Research

Environmental Traffic Assignment: Developing Emission-based Models

Principal Investigator: Dr. Gopal Patil (UVM Transportation Research Center)
Co-Investigators: Dr. Britt Holmen (College of Engineering and Mathematical Sciences) and Dr. Lisa Aultman-Hall (UVM Transportation Research Center)
Funding Agency: US DOT

Project Summary

Vehicle tailpipe emissions are major sources of air pollution and greenhouse gases. In addition to the ongoing efforts on emissions reduction, we believe there is a need to explore an innovating approach in which drivers routing decisions are influenced to minimize emissions and fuel consumption.

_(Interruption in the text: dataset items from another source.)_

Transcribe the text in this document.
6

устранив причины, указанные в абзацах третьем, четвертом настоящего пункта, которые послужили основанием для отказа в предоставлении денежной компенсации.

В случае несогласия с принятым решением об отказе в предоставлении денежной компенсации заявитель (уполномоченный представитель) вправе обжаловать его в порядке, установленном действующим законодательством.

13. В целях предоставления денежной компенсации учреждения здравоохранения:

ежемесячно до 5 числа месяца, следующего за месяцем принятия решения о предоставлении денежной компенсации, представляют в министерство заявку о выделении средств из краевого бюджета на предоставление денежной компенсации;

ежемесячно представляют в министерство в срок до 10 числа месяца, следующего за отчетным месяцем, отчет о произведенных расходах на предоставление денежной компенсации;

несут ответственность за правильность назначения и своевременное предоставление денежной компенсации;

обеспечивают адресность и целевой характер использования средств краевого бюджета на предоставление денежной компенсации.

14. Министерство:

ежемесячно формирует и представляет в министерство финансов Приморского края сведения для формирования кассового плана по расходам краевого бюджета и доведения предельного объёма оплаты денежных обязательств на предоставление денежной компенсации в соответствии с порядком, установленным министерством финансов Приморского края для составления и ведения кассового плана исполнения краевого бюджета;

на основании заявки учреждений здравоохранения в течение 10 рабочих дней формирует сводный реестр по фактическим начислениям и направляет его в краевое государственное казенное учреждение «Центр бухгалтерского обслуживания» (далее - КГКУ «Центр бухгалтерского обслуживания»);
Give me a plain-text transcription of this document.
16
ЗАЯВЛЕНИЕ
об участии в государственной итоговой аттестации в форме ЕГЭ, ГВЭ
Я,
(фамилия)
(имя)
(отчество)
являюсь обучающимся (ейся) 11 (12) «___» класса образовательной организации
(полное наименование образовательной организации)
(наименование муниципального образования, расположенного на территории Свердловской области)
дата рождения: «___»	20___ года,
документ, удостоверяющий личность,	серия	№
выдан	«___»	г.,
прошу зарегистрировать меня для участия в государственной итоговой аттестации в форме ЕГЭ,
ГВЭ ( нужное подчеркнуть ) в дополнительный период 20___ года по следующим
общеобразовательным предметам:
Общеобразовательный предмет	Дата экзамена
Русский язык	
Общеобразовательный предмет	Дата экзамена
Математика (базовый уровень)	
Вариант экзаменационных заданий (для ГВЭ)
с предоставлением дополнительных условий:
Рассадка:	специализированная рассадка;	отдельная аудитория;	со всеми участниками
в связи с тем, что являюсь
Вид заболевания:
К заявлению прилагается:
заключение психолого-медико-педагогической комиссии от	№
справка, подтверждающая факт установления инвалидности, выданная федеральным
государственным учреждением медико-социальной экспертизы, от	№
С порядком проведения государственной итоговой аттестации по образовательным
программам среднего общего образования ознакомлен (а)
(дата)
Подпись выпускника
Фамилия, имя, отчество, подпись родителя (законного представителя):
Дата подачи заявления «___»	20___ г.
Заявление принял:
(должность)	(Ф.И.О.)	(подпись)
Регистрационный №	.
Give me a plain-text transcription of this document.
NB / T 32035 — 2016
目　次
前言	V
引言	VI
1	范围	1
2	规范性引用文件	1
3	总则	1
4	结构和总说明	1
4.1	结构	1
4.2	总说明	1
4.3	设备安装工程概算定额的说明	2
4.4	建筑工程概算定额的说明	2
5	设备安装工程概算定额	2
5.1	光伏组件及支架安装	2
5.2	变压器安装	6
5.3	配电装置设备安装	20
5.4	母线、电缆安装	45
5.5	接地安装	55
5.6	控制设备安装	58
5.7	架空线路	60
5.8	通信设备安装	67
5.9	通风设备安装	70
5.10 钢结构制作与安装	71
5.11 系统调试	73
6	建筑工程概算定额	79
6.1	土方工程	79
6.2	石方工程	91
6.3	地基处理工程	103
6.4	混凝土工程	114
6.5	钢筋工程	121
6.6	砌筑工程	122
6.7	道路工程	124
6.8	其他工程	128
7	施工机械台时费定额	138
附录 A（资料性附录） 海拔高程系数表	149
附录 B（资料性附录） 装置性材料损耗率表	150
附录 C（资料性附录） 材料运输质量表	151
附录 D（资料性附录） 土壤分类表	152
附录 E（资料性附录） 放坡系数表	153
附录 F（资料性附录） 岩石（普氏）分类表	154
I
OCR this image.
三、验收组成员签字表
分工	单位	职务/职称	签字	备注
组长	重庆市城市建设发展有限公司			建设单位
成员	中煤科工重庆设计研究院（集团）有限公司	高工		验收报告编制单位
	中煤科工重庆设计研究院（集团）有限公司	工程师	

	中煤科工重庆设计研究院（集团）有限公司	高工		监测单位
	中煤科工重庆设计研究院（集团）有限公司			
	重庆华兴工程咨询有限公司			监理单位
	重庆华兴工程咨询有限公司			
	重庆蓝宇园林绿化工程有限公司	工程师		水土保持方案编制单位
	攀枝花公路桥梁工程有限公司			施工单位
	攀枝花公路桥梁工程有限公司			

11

In order to evaluate such transportation systems, we develop environmental traffic assignment models (E-TA) based on user equilibrium (UE) and system optimal (SO) behavioral principles. Extending the traditional travel time based UE and SO principles to E-TA is not straightforward because, unlike travel time, vehicle emissions increase with the increase in vehicle speed beyond a certain point. The results of various TA models show a network-wide traffic control strategy in which vehicles are routed according to SO based E-TA, can reduce system wide emissions. However, a system in which drivers make routing decisions to minimize their own emissions, (E-UE system) results in increased individual as well as system-wide emissions.